The optional recycling service will cost $3.11 a month and be available city-wide. A separate 96-gallon roll cart comes with the service, to be picked up every two weeks as opposed to once a week for trash. All types of paper, cardboard, metal cans and plastic containers will be accepted, but not glass or hardbound books.
Riley says Arrow Refuse sees a need for curbside recycling in Juneau.
“We won’t make money off it,” he says. “It’s the right thing to do, though. It’s absolutely the right thing to do for this community. Not until that landfill was full would people completely appreciate how much the cost would increase to getting rid of their garbage.”
City fielding calls about service change
The city has been trying to increase recycling in order extend the life of the landfill, currently estimated at about 23 years.
But Arrow’s decision to offer curbside recycling has led to some confusion, according to CBJ Public Works Director Kirk Duncan. He says the city has received dozens of calls since customers got Arrow’s letter in the mail.

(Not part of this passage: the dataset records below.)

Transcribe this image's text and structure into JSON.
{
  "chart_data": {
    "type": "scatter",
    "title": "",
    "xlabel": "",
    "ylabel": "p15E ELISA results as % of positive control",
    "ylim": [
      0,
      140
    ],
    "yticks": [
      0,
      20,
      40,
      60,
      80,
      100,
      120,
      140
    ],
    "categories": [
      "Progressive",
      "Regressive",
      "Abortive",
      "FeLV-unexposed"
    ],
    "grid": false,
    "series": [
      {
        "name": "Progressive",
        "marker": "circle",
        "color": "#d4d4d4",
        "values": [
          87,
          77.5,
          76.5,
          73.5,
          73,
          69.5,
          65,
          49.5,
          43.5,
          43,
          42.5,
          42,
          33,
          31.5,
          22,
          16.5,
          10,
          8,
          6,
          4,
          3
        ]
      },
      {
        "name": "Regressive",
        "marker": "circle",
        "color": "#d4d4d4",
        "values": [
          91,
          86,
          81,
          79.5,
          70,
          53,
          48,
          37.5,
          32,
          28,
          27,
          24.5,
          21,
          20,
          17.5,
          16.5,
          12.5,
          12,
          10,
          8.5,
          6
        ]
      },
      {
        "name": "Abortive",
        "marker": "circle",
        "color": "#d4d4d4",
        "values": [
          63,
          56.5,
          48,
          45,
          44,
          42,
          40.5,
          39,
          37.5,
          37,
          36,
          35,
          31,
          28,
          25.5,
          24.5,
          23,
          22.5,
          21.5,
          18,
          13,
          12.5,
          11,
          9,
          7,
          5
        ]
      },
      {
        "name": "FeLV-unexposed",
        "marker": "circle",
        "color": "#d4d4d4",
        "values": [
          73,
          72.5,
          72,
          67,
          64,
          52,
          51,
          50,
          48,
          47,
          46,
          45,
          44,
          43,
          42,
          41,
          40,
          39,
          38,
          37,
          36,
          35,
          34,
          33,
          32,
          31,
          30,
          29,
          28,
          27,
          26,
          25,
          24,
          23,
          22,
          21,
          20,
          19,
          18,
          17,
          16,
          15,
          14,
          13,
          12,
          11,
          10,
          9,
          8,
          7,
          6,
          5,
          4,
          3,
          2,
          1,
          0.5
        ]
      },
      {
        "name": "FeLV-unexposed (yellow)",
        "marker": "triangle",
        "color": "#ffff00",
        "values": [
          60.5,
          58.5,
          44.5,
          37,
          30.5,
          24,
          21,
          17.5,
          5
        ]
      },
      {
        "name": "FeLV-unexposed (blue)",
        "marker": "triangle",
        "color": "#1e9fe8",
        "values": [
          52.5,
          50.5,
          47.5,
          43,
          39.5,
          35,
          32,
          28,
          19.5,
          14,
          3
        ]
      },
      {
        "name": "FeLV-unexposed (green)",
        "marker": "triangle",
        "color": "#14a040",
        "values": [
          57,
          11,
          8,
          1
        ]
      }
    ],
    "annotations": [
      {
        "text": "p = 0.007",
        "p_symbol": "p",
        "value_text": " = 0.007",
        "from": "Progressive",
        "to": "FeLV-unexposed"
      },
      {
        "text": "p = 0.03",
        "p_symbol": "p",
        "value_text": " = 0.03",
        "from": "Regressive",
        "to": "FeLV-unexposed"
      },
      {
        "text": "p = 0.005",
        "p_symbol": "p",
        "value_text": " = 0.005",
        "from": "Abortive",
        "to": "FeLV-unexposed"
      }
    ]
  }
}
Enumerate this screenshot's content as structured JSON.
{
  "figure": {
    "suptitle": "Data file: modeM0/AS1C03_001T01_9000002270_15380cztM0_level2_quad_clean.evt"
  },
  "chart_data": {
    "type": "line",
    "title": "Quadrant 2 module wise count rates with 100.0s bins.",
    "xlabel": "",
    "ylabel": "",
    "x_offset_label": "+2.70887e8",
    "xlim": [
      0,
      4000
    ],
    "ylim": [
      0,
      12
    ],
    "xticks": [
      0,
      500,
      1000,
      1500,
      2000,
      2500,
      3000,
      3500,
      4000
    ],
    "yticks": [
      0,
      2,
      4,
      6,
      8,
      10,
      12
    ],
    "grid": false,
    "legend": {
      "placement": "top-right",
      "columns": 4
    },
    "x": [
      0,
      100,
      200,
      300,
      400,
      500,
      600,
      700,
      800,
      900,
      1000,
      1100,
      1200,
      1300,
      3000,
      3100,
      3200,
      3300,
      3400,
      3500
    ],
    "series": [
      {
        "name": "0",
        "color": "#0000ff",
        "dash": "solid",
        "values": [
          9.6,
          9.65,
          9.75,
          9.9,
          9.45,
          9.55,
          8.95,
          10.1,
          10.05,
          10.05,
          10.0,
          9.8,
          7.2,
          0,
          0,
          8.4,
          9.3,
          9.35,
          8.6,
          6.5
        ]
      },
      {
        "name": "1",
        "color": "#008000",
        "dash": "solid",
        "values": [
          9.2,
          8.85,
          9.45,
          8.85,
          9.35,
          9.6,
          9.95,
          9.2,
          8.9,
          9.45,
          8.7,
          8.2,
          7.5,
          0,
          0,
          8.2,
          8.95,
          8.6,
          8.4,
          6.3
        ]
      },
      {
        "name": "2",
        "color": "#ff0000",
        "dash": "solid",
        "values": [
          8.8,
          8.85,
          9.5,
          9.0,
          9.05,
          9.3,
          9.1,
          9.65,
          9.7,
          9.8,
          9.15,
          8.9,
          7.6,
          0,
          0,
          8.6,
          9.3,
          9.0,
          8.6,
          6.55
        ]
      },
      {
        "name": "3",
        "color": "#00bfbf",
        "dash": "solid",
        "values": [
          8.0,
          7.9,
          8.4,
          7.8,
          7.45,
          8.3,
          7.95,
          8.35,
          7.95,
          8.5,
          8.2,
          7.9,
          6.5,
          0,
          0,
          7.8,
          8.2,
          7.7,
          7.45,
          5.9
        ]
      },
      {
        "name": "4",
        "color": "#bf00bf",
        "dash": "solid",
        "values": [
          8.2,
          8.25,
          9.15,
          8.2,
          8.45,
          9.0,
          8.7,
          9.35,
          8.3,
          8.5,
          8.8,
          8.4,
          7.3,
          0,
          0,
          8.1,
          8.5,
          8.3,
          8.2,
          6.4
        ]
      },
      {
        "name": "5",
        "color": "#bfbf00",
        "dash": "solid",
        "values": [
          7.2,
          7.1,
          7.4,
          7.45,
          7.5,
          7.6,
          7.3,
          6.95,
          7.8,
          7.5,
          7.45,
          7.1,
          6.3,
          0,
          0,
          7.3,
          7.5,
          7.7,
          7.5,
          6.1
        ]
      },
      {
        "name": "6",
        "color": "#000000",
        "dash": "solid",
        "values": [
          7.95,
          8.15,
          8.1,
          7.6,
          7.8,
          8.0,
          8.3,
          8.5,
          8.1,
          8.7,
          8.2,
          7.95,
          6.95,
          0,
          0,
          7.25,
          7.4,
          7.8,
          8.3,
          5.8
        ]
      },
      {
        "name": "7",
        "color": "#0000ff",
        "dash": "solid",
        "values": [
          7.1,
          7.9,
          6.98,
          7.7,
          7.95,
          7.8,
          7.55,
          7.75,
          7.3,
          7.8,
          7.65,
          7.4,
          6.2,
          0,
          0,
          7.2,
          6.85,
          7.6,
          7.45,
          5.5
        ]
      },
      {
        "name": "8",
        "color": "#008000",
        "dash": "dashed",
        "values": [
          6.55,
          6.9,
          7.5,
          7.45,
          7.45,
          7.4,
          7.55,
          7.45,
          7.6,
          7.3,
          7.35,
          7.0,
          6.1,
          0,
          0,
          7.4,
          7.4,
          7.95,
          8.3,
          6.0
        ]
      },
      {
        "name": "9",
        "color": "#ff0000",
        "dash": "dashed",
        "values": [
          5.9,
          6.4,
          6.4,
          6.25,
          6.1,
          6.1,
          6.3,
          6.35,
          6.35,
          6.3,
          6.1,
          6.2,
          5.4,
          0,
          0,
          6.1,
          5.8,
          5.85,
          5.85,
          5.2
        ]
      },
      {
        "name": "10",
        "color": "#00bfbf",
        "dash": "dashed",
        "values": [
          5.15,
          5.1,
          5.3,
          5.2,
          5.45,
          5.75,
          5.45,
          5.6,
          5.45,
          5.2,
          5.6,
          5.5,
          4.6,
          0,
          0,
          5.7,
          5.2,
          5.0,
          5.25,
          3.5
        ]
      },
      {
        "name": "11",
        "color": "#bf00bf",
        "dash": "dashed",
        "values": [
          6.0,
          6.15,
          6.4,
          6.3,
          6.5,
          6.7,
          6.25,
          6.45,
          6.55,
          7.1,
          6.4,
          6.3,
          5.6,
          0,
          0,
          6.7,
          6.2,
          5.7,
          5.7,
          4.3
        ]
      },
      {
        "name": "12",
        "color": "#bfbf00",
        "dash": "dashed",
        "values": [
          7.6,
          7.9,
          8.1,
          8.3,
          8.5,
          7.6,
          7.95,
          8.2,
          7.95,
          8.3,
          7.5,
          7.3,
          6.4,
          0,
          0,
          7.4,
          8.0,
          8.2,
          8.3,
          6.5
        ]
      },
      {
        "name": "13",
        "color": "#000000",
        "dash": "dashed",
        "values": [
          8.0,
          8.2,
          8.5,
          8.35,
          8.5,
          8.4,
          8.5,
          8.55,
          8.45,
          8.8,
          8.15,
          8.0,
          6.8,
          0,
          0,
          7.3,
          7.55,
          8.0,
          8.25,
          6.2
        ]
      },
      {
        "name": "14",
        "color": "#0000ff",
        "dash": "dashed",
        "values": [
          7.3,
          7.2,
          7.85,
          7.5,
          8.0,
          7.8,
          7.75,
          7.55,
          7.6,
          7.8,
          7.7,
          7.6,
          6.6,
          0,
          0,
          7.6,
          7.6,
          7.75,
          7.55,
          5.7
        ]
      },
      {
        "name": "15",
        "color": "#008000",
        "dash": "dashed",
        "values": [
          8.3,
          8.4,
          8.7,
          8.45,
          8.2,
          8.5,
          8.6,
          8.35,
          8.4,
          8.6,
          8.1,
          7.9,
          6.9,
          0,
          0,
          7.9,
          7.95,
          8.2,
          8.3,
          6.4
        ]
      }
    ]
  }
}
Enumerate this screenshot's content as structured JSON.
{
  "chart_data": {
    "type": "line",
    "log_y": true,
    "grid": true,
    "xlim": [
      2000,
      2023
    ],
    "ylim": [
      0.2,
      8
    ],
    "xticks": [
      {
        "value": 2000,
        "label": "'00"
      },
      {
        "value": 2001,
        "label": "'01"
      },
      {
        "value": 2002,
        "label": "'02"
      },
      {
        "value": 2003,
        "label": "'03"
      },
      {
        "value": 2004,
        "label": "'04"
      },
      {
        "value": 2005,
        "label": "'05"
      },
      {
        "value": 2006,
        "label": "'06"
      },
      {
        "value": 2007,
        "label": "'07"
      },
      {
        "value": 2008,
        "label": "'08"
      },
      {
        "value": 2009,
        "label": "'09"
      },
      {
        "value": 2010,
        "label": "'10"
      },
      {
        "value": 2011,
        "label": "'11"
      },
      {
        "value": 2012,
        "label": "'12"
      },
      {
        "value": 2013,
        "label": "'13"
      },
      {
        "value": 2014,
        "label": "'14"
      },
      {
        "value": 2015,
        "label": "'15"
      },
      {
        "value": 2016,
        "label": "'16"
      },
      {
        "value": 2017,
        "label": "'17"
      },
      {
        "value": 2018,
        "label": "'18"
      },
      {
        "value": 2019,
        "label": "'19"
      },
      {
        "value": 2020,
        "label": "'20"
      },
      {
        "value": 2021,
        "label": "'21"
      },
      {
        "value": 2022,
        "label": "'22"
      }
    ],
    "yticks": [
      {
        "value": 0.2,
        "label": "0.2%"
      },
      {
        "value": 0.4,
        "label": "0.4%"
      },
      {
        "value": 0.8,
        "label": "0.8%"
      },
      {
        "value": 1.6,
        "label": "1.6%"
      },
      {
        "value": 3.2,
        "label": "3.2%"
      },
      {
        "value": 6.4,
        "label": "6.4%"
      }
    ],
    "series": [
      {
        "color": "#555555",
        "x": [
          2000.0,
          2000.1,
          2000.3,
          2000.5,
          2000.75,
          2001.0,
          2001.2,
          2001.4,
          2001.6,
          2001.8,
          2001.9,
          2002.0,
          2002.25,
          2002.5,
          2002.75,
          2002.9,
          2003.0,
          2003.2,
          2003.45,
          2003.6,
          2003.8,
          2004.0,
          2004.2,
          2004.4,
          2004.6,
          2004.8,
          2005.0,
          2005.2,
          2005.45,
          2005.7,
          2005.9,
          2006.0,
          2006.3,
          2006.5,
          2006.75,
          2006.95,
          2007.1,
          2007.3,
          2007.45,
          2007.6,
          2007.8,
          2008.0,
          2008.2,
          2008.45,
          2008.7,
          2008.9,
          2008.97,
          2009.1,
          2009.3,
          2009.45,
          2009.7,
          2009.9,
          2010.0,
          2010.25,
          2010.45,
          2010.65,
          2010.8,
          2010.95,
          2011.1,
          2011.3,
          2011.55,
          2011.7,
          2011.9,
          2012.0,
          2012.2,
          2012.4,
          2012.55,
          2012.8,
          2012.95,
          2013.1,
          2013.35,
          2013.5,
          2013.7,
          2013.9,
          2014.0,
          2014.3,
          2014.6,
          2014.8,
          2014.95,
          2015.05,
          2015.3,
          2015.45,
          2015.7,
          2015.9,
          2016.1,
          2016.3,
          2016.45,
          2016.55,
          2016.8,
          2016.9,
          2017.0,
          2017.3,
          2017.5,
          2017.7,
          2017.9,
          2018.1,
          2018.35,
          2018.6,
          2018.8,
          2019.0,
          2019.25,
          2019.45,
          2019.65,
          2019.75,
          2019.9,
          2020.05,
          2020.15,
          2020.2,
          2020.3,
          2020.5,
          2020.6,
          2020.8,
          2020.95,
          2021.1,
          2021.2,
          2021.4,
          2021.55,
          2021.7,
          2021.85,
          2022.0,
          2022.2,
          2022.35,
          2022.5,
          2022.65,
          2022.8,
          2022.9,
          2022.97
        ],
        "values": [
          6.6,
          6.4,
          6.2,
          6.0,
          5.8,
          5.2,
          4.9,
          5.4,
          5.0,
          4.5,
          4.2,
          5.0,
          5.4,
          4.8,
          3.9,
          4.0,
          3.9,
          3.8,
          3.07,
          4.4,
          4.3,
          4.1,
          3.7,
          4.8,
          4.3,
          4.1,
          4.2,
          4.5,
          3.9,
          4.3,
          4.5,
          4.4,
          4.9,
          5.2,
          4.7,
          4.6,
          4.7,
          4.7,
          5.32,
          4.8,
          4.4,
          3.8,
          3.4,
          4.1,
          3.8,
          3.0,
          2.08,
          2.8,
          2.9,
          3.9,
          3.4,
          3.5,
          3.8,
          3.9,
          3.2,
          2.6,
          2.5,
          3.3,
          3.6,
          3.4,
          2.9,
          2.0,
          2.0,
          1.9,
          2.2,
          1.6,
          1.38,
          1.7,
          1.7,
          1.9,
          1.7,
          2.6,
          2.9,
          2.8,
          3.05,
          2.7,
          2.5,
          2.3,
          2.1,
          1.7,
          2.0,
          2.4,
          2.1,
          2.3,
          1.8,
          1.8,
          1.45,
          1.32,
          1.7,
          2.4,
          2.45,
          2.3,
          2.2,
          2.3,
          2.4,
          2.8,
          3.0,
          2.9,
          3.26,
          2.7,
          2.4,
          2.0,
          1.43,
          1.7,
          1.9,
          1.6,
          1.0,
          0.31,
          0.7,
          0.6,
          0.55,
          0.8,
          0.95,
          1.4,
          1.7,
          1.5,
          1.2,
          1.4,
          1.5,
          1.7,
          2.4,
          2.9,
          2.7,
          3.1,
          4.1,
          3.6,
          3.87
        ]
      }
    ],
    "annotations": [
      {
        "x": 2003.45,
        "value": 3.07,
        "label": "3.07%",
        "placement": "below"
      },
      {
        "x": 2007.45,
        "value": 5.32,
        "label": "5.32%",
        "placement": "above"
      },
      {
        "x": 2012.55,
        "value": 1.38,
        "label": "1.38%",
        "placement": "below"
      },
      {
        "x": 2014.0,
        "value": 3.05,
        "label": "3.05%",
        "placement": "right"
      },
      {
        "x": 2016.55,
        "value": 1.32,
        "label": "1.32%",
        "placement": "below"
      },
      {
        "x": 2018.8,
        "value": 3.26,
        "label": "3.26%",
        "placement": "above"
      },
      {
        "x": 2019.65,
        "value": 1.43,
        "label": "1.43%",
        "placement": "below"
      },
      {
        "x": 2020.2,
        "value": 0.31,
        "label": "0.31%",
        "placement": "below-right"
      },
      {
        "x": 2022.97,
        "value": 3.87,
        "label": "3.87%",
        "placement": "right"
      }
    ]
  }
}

“The confusion just is, is CBJ’s source-separated program going away? And the answer is, no it is not,” says Duncan.
In fact, Duncan says the recycling center at the landfill will expand as soon as the city works out a deal with operator Waste Management.
Downtown resident Nancy Waterman says many recycling advocates would prefer to have all materials separated, because they’re worth more on the recyclables market. But she understands that Arrow’s comingled curbside program is easier and could lead more people to recycle. Waterman hasn’t decided whether she’ll take the service.
“I think a consumer can make a big difference, and so taking a little time to make a decision is a good idea,” she says.
Arrow Refuse has extended the deadline for customers to choose a service level until May 18th. The company’s Jeff Riley says he’s confident that once the programs get up and running, it will appear mostly seamless to customers.
“It’s going to be like a duck,” Riley says. “We’re just going to be smooth on top, and we’re going to be paddling like heck underneath.”
The Regulatory Commission of Alaska decides how much Arrow can charge for its services. It’s temporarily allowed the company to move ahead with the rate changes for automated garbage collection. Arrow must do a cost of service study in 2013 then file for a permanent rate in 2014. The RCA does not oversee collection of recyclables, so Arrow could choose to change that rate whenever it wants.